Решусь сказать, что Пушкин сделал некое предупреждение русской поэзии, предостережение впрок, оказавшееся весьма своевременным в канун большого движения в ней, когда стихотворение 1827 года как раз увидело свет. Символисты, несмотря на религиозно-мистериальную составляющую их манифестов, шли по пути поэтически несвободного неонародничества, – и Блок, отрезвляемый ходом событий, только в речи о назначении поэта вернулся к пушкинской позиции. Ну, а Маяковский, безусловно, владевший смехом и слезами («Я знаю силу слов, я знаю слов набат… от этих слов срываются гроба шагать четверкою своих дубовых ножек»), когда он присягал: «Я всю свою звонкую силу поэта тебе отдаю, атакующий класс», – ставил себя в положении пиита из пушкинского стихотворения и вместо обещанного там «блаженства» ввергся в муку, приведшую его к катастрофе. Соглашусь с теми, кто склонен считать, что именно акмеисты (разумею главные имена) хотя бы отчасти вернули русскую поэзию к высокому пушкинскому здравомыслию, – и это оттого, что Божий глас они понимали как обращенный лично к себе, а не как один из знаков мистифицированного коллективизма. Кстати, это не мешало церковности Ахматовой или Гумилева, скорее – помогало.

В заключение не мешает подчеркнуть вот что. Приподнимая поэта над социальной плоскостью, ближе к небесам, Пушкин вовсе не отчуждал его от социального пространства. В «Памятнике» он все расставил по местам. Владимир Соловьев считал этот итог пушкинских размышлений о «значении поэзии» компромиссом между «поэтом» и «людьми», не ущемляющим достоинства обеих сторон. Но, как уже не раз трактовалось, опорные понятия приведены здесь не в компромиссное, а в иерархическое соотношение. Бог повелевает поэту через свободно приемлемое вдохновение; государство, власть бессильны над ним возвыситься, но являют собой ценность – как объективную (единое державное, и тем самым культурное, поле «Руси великой»), так и в масштабе его грядущей судьбы («Слух обо мне пройдет…» – от рубежа к рубежу); истинные ценители, близкие душе поэта (он видит в них собратьев), не переведутся в потомстве; народ («большой народ», по Соловьеву) будет «тесниться» на тропе к нему, дорожа тем, что и самому поэту дорого, – свободой и милостью, тем, что объединяет его со всеми людьми доброй воли; и при этих условиях «венец» от современной публики – в ее модусе «толпы» – теряет привлекательность и помещается на низшей ступеньке.

После Пушкина так найти всему свое место никто в русской поэзии уже не умел.

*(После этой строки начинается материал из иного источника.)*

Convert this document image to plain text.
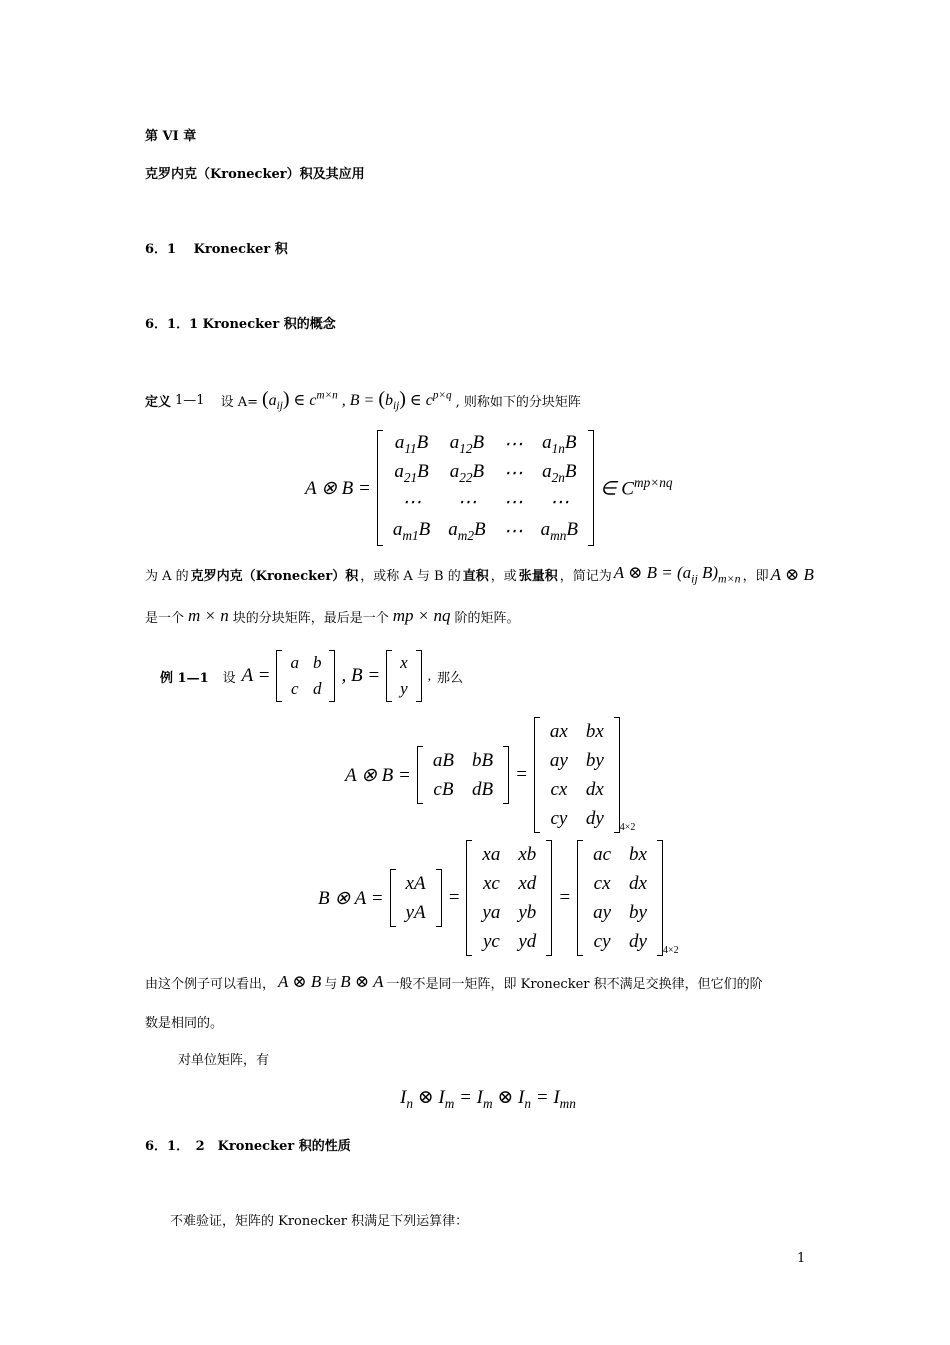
第 VI 章
克罗内克（Kronecker）积及其应用
6．1　 Kronecker 积
6．1．1 Kronecker 积的概念
定义 1—1 设 $A= (a_{ij})$ ∈ $c^{m\times n}$ , $B = (b_{ij})$ ∈ $c^{p\times q}$ , 则称如下的分块矩阵
A ⊗ B =
$a_{11}B$	$a_{12}B$	⋯	$a_{1n}B$
$a_{21}B$	$a_{22}B$	⋯	$a_{2n}B$
⋯	⋯	⋯	⋯
$a_{m1}B$	$a_{m2}B$	⋯	$a_{mn}B$
∈ $C^{mp\times nq}$
为 A 的 克罗内克（Kronecker）积 ，或称 A 与 B 的 直积 ，或 张量积 ，简记为 A ⊗ $B = (a_{ij}$ $B)_{m\times n}$ ，即 A ⊗ B
是一个 m × n 块的分块矩阵，最后是一个 mp × nq 阶的矩阵。
例 1—1 设 A =
a	b
c	d
, B =
x
y
, 那么
A ⊗ B =
aB	bB
cB	dB
=
ax	bx
ay	by
cx	dx
cy	dy 4×2
B ⊗ A =
xA
yA
=
xa	xb
xc	xd
ya	yb
yc	yd
=
ac	bx
cx	dx
ay	by
cy	dy 4×2
由这个例子可以看出， A ⊗ B 与 B ⊗ A 一般不是同一矩阵，即 Kronecker 积不满足交换律，但它们的阶
数是相同的。
对单位矩阵，有
$I_n$ ⊗ $I_m = I_m$ ⊗ $I_n = I_{mn}$
6．1．　2　Kronecker 积的性质
不难验证，矩阵的 Kronecker 积满足下列运算律：
1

Поэтическая афористика Пушкина и идеологические понятия наших дней

При неизбежном ныне чтении газет, при выслушивании всевозможных политических рацей мне все чаще приходило на ум: а как там об этом сказано у Пушкина? Ну, например: «пружины смелые гражданственности новой» – только о них мы нынче и толкуем. Но о наполнении емких формул такого рода – чуть позже. Сначала – об их месте в пушкинской поэтической речи.

Перечитывая стихотворный корпус Пушкина, я пришла к не предвиденному заранее выводу, что здесь первенствует – на молекулярном, так сказать, уровне – именно мысль: его поэзия, его лирика, что называется, квантуется мыслями. Если Боратынский, если Тютчев – поэты-мыслители, заведомо сделавшие свою заветную мысль предметом поэтической фиксации, то не кто иной, как Пушкин, заслуживает титула, который не ему был присвоен: поэт мысли. Он насыщает мыслительными озарениями каждую пору поэтического высказывания, даже когда предмет его очень далек от интеллектуальных материй. Пусть возразят мне зацитированной пушкинской репликой: поэзия, дескать, должна быть «глуповата». Отвечу строками из «Евгения Онегина»: «Как стих без мысли в песне модной, дорога зимняя гладка». Тут с очевидностью – мысль предпочтительный атрибут стиха, а гладкость – вовсе не синоним гармонии. (Конечно, «стих без мысли» может явиться и суггестивным, гипнотическим стихом высочайшей проникновенности: «есть речи – значенье темно иль ничтожно…» – но это не пушкинский стих.)

Пронизывая поэтику Пушкина на микроуровне, его мысль, естественно, находит себе предельно лаконические пути выражения. Так что зону афоризма применительно к пушкинской поэзии надо очерчивать в гораздо большем радиусе, чем предполагается обычно. Разумеется, блистательный ум Пушкина-стихотворца произвел на свет немало изречений, изначала провербиальных и действительно вошедших в поговорку: «… как беззаконная комета в кругу расчисленном светил», «мы все учились понемногу, чему-нибудь и как-нибудь» и т. д. Но в таком вкраплении в поэтическую речь эффектных и глубокомысленных сентенций не столь уж много собственно пушкинского; и Боратынский, и Вяземский, и сверкающая заостренными пуантами лермонтовская романтическая лирика («была без радости любовь, разлука будет без печали», «мне грустно потому, что весело тебе») – могут оказаться тут едва ли не более щедрыми источниками отточенных максим.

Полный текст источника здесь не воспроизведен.